The process uses two key catalysts: sodium on alumina and tungsten oxide on silica. The first catalyst breaks down the polymers, leaving one end with a reactive double bond, while the second catalyst uses this bond to add carbon and create a propylene molecule. Propylene is one of the basic ingredients for producing new polymers, allowing the reuse of plastic waste without the need for new fossil fuels.

This new process offers numerous advantages over previous methods. First and foremost, it eliminates the need for complex and expensive catalysts that were used in earlier research. Replacing these catalysts with cheaper, solid catalysts allows for a continuous process, meaning the catalysts can be reused, reducing costs and increasing efficiency. This technology also avoids the need for hydrogen removal to form a double bond in polymers, which was a key step in earlier plastic degradation methods.

Applying this method could have a significant impact on reducing global plastic waste, which today largely ends up in landfills, oceans, or is incinerated, further contributing to greenhouse gas emissions. According to estimates, about two-thirds of post-consumer plastic waste consists of polyethylene and polypropylene, and most of this waste is currently recycled into low-value products such as flower pots and plastic cutlery.

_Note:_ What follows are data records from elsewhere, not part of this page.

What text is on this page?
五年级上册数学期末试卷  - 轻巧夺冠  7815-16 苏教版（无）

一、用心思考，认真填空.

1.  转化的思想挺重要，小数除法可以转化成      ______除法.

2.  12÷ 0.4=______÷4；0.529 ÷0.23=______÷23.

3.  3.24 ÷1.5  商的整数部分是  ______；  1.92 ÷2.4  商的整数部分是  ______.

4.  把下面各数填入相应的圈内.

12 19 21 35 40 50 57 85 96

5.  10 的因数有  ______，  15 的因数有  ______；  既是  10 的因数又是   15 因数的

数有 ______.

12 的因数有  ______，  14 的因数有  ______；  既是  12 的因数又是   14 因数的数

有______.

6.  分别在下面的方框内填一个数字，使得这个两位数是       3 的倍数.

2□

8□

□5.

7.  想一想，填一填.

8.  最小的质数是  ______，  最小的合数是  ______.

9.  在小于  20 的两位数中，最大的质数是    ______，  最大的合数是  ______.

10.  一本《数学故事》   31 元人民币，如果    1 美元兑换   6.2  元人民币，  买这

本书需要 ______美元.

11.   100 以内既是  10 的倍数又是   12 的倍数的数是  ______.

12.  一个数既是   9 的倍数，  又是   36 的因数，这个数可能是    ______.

One of the key innovations of this process is its ability to break down plastic at the molecular level, allowing for the production of products of the same quality as those made from new, unused material. This process potentially enables the production of new plastic products without compromising quality, which is a crucial step toward a more sustainable approach to plastic waste management.

Additionally, the new method is significantly more resistant to contaminants that could reduce the efficiency of degradation. While small amounts of impurities such as PET and PVC can reduce efficiency, most impurities have no significant impact, meaning the process can operate effectively even with less clean plastic waste. This is crucial for the commercialization and broader application of the technology.

Scientists believe that this technology could lead to the creation of commercial plants for breaking down plastic into building blocks for new materials, which could significantly reduce reliance on fossil fuels and the amount of plastic that ends up in the environment.

This project was funded by the U.S. Department of Energy, and the research results will be published in the scientific journal Science. Along with Professor John Hartwig, who led the research, the work involved doctoral students Richard J. Conk, Jules Stahler, Jake Shi, Natalie Lefton, and John Brunn, as well as researchers from Lawrence Berkeley National Laboratory.